China als Erfolgsmodell auszuwählen – das einzige der vier Länder, das zu besuchen O’Neill sich die Mühe gemacht hatte –, machte ihn nicht zu einem klugen Kopf. Damals registrierte wirklich jeder den wirtschaftlichen Aufstieg des Landes. Ich hatte schon seit zehn Jahren, seit meiner Durchquerung Chinas auf dem Motorrad 1998, in den Medien darüber berichtet.

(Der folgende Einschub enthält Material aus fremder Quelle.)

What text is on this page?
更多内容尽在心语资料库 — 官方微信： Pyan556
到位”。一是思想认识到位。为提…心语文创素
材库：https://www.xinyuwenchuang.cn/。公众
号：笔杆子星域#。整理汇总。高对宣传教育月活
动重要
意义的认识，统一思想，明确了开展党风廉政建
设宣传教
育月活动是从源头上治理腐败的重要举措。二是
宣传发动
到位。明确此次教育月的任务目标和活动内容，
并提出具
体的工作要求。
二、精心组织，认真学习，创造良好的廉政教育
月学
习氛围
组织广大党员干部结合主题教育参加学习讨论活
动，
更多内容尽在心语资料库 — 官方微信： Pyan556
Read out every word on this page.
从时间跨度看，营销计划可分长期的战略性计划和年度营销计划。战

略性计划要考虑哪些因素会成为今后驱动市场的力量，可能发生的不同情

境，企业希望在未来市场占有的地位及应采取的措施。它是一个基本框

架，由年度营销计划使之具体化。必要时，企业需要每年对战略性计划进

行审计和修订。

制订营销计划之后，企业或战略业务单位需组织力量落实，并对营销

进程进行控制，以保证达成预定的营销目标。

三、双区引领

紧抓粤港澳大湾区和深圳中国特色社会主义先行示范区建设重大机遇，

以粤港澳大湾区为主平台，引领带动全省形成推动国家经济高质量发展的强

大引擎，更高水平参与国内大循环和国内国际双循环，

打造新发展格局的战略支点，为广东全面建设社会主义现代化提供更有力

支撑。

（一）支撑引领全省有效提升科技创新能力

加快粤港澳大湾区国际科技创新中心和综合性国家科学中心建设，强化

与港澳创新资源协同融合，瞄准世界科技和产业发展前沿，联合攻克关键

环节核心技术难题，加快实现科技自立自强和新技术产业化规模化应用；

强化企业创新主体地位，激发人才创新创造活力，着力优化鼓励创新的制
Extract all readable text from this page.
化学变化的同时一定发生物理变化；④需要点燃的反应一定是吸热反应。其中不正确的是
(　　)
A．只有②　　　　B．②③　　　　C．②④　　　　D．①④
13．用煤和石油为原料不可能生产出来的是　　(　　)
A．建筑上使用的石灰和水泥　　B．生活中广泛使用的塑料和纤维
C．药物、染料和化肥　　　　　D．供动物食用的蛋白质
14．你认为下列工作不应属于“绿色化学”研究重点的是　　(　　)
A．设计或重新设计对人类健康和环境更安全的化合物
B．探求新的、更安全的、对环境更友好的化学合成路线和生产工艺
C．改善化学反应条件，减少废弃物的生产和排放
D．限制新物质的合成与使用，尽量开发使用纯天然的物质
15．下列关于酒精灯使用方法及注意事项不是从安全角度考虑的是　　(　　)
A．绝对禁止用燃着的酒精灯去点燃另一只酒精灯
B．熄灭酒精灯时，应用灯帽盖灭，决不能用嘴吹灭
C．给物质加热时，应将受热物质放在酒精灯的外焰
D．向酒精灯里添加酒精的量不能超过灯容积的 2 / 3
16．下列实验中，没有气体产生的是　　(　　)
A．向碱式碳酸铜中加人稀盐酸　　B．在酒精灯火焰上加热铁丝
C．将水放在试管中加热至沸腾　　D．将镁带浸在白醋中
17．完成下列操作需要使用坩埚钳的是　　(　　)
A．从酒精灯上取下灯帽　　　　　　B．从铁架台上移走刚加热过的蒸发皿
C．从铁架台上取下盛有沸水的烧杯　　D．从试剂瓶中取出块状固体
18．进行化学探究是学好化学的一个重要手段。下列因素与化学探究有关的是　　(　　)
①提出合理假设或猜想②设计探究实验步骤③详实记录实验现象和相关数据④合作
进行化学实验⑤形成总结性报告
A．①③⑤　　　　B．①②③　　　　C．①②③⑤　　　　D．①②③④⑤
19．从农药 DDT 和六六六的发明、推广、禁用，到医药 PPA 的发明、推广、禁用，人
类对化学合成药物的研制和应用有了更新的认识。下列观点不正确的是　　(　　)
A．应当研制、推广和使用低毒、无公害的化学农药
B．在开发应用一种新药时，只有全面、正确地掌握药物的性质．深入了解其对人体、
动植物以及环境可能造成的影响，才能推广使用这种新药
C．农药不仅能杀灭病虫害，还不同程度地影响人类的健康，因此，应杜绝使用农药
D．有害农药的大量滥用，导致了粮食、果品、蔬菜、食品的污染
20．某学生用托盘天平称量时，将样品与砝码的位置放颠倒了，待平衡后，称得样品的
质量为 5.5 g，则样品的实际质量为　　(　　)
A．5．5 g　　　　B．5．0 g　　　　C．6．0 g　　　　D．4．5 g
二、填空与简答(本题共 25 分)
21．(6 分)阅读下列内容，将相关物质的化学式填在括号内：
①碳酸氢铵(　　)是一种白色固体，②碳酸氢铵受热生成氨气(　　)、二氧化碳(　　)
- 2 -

O’Neills Ignoranz der Geschichte Brasiliens hat ihn bis heute dazu verführt, die Tatsache zu verkennen, dass das Land seinen Wohlstand fast ausschließlich der Hausse an den Rohstoffmärkten verdankt, die, wie jede Hausse, irgendwann enden wird. Beschränkungen von Landkäufen durch Ausländer, Wechselkurskontrollen, hohe Zölle und wachsender Protektionismus – all die Dummheiten, zu denen Politiker unvermeidlich neigen – sprechen nicht für eine wachsende Produktivität Brasiliens in der Zukunft. Die Brasilianer selbst haben ein Sprichwort: »Brasilien ist das kommende großartige Land auf der Welt. Das war schon immer so und wird immer so bleiben.« Und sie nennen auch den Grund, warum das Land die Verheißungen nie erlangen wird: »Brasilien ist das auserwählte Land Gottes, das Land, das er am meisten liebt. Das Problem ist, dass er Brasilianer geschickt hat, um das Land zu regieren.«
Jede Steigerung des Wohlstands in Russland ist die Folge der Rohstoffhausse, die ihre Sonnenstrahlen auch über Brasilien ausbreitet. Die Russen sehen sich derzeit mit der schlechtesten aller Welten konfrontiert. Angesichts einer sehr niedrigen Geburtenrate stehen sie vor einem ernsthaften demografischen Problem. Die Bevölkerung altert rapide, und die steigende Zahl der Menschen, die das Land verlassen, verschärft das Problem noch. Es wäre sogar noch schlimmer, würde man nicht so viele ethnische Russen, die in den Staaten der früheren Sowjetunion nicht willkommen sind, zur Rückkehr nach Russland zwingen. Wenn man zu dieser prekären Lage noch die im Vergleich zu anderen Ländern niedrige Lebenserwartung addiert, fällt es schwer zu sehen, wie O’Neills Hypothese jemals an Fahrt gewinnen soll. Meiner Meinung nach ist Russland schon heute ein hoffnungsloser Fall und wird sich noch weiter auflösen. In vielen entlegenen Regionen Russlands, mit verschiedenen ethnischen Gruppen, Religionen und Sprachen, gibt es separatistische Tendenzen. Ich bin tatsächlich optimistisch, was die veränderte Einstellung Moskaus betrifft, aber man muss die Perspektive wahren.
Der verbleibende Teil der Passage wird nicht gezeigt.